Uruguay's government recently indicated that this band is being freed up and could be ready for auctioning next year. According to Cabello, Peru is in a similar position. "The government had initially said it was expecting to auction this band by the end of the year, but I think it will actually be awarded next year," he said.
In Colombia, the government could award spectrum in the 700 MHz band by end-2012 or the beginning of 2013, Cabello added. Mexico could also award spectrum in the band if a dispute between the executive and parliament is resolved.
Last year, Mexican President Felipe Calderón issued a decree to speed up the transition to digital TV and to award the 700 MHz band. But congress asked judicial authorities to revoke the decree, saying that Calderón had superseded telecoms watchdog Cofetel's authority.
"This issue will probably be resolved by the supreme court," Cabello said.
Meanwhile, the outlook is different for Brazil's market, where the 700 MHz band is occupied by several television broadcasters.

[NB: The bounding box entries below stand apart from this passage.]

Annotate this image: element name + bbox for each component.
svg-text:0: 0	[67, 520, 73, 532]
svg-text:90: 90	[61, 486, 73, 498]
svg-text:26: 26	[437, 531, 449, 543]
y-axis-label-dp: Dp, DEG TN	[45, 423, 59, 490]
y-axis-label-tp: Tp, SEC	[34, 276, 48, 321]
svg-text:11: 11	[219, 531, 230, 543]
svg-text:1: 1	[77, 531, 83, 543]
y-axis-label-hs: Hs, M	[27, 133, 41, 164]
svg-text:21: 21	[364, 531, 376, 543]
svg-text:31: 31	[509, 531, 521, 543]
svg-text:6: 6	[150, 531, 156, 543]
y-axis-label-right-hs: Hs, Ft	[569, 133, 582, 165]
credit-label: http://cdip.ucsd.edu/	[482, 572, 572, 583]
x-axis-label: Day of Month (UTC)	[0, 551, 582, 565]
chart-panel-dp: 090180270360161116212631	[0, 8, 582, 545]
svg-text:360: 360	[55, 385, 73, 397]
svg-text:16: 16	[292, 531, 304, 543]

According to a new study commissioned by the GSMA and the Ibero-American association of research centers and telecommunication enterprises (Ahciet), allocating spectrum in the 700 MHz band to deploy mobile services could contribute almost US$15bn to Latin America's economy and would expand mobile broadband coverage to nearly 93% of the population.
The US$15bn figure represents the total economic impact of licensing the digital dividend spectrum for mobile broadband services in Latin America, as well as purchasing network infrastructure, support and commercial services. This contrasts with a gain of US$3.5bn across the region if the band remains reserved for broadcasting.
If the spectrum goes toward providing mobile broadband, the five major economies in the region - Argentina, Brazil, Colombia, Mexico and Peru - will receive positive impact of US$11bn, compared to just under US$3bn if the band is kept for broadcasting services, the study said.
Deploying the 700 MHz spectrum for mobile broadband across will result in an additional US$3.1bn in GDP growth, 5,540 more jobs and US$2.6bn further tax revenue than would be created through broadcasting services, according to the study.